In a flurry of messages in a WhatsApp group on a Friday night in March, staff from the Department of Jobs were on a harried hunt for security firms.
“Any ideas on good security companies,” one of the messages said.
“Gotta be careful with a lot of security companies,” another warned.
The public servants had been given the unenviable task of sourcing hundreds of security guards within 24 hours to fill Victoria’s hotels, just in time for the first international arrivals who would be put in mandatory quarantine.
The WhatsApp group, called ‘Working with Vic A-Team’ and surely named after the Working For Victoria scheme set up to help find jobs for people in the pandemic, began throwing up ideas of the security firms they’d worked with before.
“Wilson’s yes,” one wrote.
“Reputable,” another replied.
“Wilson’s are the kings of the market for sure down there.”
Another company name was thrown into the mix, but that firm had been “hit and miss” with “shitty managers in the past”, wrote one of the members of the group.
“MSS views anyone?” someone asked of the firm MSS Security.
“MSS also reputable. Not worked with them. Respected in the industry.”
The members of the department’s employer engagement team turned to professional networking website LinkedIn when they fired up the messages group the next morning.
“Looks like you can try premium for free to send messages,” was a suggestion.
“How much is premium? Is it useful if I upgrade?”
Mentioned among the messages tendered to the inquiry into hotel quarantine on Thursday was a hint as to why one security firm was chosen and became the preferred government contractor for the program, nudging out its more established competitors.
“Unified. Good but small,” said one of the messages.
“Unified had just received all of the contracts for Woolies, Dan Murphy’s, BWS and fourth in the chain in reg Vic. So growing and showing capability. Plus doing a lot in inclusion pre working with us. I’d add to list.”
From day one, Jobs Department staff were referring to Unified, a small firm with 46 permanent employees in Victoria, as fulfilling the department’s noble aim of social inclusion – being Aboriginal-owned and hiring guards who had lost their jobs during the pandemic.
But of the three firms the Jobs Department chose to supply guards to the doomed hotel quarantine program, the firm with the social inclusion record was the only one not on the government’s preferred panel of suppliers and its hiring fell outside the department’s procurement guidelines.
There was a significant risk, a department procurement specialist wrote in an email, in having a “non-approved firm providing security and effectively enforcing government regulation”.

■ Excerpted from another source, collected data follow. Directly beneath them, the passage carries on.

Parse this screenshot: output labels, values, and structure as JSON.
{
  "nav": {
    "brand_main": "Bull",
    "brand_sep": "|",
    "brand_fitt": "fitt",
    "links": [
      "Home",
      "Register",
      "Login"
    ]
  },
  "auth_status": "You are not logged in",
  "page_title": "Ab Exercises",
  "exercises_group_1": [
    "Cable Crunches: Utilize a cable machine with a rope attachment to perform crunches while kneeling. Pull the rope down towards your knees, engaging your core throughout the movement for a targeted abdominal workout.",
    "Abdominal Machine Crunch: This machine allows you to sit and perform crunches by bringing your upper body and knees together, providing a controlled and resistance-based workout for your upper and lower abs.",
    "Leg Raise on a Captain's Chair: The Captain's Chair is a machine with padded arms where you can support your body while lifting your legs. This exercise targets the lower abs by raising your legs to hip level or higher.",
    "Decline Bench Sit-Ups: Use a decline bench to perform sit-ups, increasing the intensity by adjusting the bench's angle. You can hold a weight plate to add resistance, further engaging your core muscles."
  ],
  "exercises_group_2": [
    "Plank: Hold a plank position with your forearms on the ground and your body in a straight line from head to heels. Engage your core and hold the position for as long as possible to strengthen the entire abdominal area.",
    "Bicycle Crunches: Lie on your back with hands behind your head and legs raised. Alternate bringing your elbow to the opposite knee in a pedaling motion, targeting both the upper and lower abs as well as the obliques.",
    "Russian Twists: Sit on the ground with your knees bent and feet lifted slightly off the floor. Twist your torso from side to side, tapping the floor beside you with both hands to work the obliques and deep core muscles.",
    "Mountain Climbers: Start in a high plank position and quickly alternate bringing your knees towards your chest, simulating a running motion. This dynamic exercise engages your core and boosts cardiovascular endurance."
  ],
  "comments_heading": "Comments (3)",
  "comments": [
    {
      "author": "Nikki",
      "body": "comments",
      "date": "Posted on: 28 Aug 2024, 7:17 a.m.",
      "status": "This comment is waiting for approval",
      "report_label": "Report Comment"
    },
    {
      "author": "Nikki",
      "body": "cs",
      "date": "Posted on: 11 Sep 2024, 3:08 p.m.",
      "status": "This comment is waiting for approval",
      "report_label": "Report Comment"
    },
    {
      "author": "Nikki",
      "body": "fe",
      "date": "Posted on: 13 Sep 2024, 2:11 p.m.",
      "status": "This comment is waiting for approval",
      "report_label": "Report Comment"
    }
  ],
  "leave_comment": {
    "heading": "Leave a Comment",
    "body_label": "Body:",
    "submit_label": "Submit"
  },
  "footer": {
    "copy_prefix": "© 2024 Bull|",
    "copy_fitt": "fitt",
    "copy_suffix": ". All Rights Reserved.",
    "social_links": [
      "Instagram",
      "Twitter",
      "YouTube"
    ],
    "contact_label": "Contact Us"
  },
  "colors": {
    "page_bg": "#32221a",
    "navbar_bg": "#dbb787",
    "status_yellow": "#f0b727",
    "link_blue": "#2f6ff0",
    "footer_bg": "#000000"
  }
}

Jobs Department secretary Simon Phemister told the inquiry this week that Unified was kept on because it performed well and could supply guards on short notice, with his department seeking further approvals to use a company not on the preferred suppliers list.
“Given it was a permitted procurement activity and it would not disrupt the flow of the operation, we were best placed to continue with the existing security providers,” Mr Phemister said.
Unified hired almost all of its guards through subcontracting and the heads of the company told the inquiry the Jobs Department never asked them about the arrangements. Department officials under Mr Phemister claimed they didn’t know the practice, a feature of the industry, even took place.
Down the line of control from the head contractors to the subcontractors to the guards they hired, there was another WhatsApp group.
Known only as ‘Security 16’ in the inquiry, the guard said he was hired over the messaging app to work at one of the hotels before he moved to the Rydges on Swanston.
He told the inquiry he didn’t know it was a designated COVID-19 hotel, housing returned travellers positive with the virus, when he started working there. Nor, he said, was he given any training before he started and, once there, he was instructed to use the same mask and gloves for an entire shift.
He was one of more than 30 security personnel that caught COVID-19 while working at the Rydges on Swanston and the Stamford Plaza, sparking Victoria’s second wave of the virus.
It was a workforce, Health Minister Jenny Mikakos said in her evidence on Thursday, that upon reflection was too high risk for hotel quarantine.
Some of the pitfalls of the industry were identified early, by the same Jobs Department staff on that Friday night in March in their ‘Working with Vic A-Team’ message group.
“Cowboy industry," one wrote.
“Needs to be reputable. Don’t want [redacted] rogue [redacted] prowling the corridors.”